Home insurance is designed to protect you and your family when you need it most — but all policies have limits and exclusions, and you may want to add extra coverage to make sure you’ll always be protected.
In the insurance world, an “endorsement” is a change to the coverage outlined in your insurance policy. It can add or remove coverage, and it overrules any wording in the policy itself. A “rider” (also known as a floater) is an endorsement that adds coverage for something that was previously excluded from your policy or increases the limit for one of your existing coverages.
Here are five common endorsements you could consider purchasing to extend the protection offered by your home or tenant insurance policy. Specific coverages vary by location and by insurer, so be sure to talk to your licensed broker to find out what’s available to you.

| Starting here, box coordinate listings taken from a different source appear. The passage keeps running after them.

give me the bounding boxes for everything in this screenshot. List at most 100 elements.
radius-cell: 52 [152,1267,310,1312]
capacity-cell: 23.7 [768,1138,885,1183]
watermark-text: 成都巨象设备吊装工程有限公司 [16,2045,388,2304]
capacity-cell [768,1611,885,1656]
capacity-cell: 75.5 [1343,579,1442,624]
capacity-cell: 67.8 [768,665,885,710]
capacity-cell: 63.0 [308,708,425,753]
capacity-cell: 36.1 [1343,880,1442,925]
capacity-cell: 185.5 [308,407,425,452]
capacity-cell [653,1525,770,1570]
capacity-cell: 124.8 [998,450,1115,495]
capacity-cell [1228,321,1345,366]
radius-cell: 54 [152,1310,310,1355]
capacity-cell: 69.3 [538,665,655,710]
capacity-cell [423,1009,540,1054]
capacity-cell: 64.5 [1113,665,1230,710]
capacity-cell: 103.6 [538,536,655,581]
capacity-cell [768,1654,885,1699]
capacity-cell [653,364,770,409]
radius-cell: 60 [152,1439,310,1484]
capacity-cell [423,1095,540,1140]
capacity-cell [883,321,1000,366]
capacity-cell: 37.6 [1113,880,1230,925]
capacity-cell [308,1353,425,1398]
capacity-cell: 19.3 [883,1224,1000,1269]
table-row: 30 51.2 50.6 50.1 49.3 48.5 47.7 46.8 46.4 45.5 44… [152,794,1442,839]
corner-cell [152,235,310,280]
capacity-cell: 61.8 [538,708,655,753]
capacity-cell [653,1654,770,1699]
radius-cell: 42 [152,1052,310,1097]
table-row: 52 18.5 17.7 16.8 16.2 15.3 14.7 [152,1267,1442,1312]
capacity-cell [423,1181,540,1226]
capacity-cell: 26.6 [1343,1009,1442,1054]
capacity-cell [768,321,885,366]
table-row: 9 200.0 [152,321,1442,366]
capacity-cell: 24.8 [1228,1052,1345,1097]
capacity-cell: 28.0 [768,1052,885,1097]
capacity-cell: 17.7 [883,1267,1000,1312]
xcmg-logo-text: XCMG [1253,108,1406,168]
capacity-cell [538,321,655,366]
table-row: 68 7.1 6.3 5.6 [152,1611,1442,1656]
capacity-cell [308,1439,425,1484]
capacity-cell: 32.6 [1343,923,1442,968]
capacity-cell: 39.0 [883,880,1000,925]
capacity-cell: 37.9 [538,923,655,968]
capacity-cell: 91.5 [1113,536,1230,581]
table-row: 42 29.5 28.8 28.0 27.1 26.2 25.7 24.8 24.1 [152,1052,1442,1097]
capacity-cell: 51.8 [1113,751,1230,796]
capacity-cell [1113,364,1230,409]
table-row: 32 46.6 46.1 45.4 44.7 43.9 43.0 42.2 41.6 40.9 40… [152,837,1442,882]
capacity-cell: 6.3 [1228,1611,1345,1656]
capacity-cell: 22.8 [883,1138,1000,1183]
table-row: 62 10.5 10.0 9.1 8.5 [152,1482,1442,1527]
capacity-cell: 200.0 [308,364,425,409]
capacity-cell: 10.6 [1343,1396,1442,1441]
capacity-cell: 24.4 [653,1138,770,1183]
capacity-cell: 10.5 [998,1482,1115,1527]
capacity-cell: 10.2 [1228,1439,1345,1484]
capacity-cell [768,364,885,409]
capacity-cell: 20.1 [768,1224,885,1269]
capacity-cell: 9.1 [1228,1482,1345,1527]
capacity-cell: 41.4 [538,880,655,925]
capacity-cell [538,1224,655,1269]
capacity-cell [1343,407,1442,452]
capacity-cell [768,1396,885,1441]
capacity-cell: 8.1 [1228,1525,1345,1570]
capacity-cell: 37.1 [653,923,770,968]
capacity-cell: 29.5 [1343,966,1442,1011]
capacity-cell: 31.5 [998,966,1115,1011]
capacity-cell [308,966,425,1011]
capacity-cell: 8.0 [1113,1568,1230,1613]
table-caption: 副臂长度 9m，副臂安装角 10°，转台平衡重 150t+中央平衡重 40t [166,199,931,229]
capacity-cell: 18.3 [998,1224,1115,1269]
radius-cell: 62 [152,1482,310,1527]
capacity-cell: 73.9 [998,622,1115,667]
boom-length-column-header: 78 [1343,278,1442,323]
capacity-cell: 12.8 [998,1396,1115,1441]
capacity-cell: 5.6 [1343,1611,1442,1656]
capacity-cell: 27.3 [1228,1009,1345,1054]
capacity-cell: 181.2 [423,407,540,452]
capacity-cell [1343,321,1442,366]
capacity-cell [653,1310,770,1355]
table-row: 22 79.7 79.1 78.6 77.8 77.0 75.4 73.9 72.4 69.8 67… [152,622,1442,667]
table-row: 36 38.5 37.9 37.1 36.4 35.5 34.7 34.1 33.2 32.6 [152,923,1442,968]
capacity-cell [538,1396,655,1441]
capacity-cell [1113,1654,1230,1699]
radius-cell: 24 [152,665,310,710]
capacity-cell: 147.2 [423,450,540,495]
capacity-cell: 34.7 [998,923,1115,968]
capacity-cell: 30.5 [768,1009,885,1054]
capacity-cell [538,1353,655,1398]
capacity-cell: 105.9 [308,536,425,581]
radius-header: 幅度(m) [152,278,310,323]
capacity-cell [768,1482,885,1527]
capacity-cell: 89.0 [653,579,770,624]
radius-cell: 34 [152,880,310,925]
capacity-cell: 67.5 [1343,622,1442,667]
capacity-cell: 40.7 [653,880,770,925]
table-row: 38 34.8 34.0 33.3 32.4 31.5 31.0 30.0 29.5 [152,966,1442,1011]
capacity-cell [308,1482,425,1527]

Most home insurance policies exclude damage caused by earthquakes. When added to your policy, the earthquake endorsement provides coverage for your home, your outbuildings (like your detached garage or garden shed), and your personal belongings in the event of an earthquake. Depending on your insurer, the earthquake endorsement may also cover the cost of bringing your home up to current building codes during the repair process, as well as other expenses like debris removal.
Sewer backup endorsement
A sewer backup can be caused by anything from clogged or grease-filled drains to damaged sewer lines — and it can cause sewage to back up into your home. Sewer backup coverage isn’t always included in standard home insurance policies, but it can often be added as an endorsement. The sewer backup endorsement is generally set up to protect you from loss or damage to your property caused by the rupture or escape of water from a sewer, drain, sump pump, or septic system.
Tip: Consider installing a backwater valve in your home to help stop a potential sewer backup in its tracks.
Scheduled personal property endorsement
Most home insurance policies have a maximum limit of coverage for certain types of specialty belongings (like jewelry, collectible sports cards, computer equipment, and bicycles), which is outlined in your policy documents. When the value of your belongings in these specialty categories is higher than the limits in your policy (or if you want to change something else about your coverage, like the deductible), you’ll need to make a change to your policy. When you add extra coverage or change your existing coverage for specialty items, the items are “scheduled” in your policy.
Tip: Learn how to get the right coverage for your jewelry, plus a few simple ways to protect your precious jewels and prevent a loss before it happens.
Home-based business endorsement
When you’re planning to launch your own home-based business, it’s important to contact your licensed home insurance broker and let them in on your plans before you get started. Business activities (even small-scale ones) aren’t typically covered by standard home insurance policies. Not only does this mean you won’t be protected in a business-related emergency, but your insurance company could even cancel your home insurance policy. The good news is, depending on the kind (and size) of business you’re planning on launching, you may be able to add a home-based business endorsement to your home insurance policy instead of purchasing a full commercial insurance policy.
Tip: If you’re planning on making your business dreams a reality, learn about the four things you need to know about insurance before you start your home-based business.
If you use or own a boat, adding a watercraft endorsement to your home insurance policy provides coverage for damage to your boat (while you’re using it or while it’s docked) and liability coverage. This endorsement generally applies to smaller boats used for recreation, and larger boats like yachts require separate policies.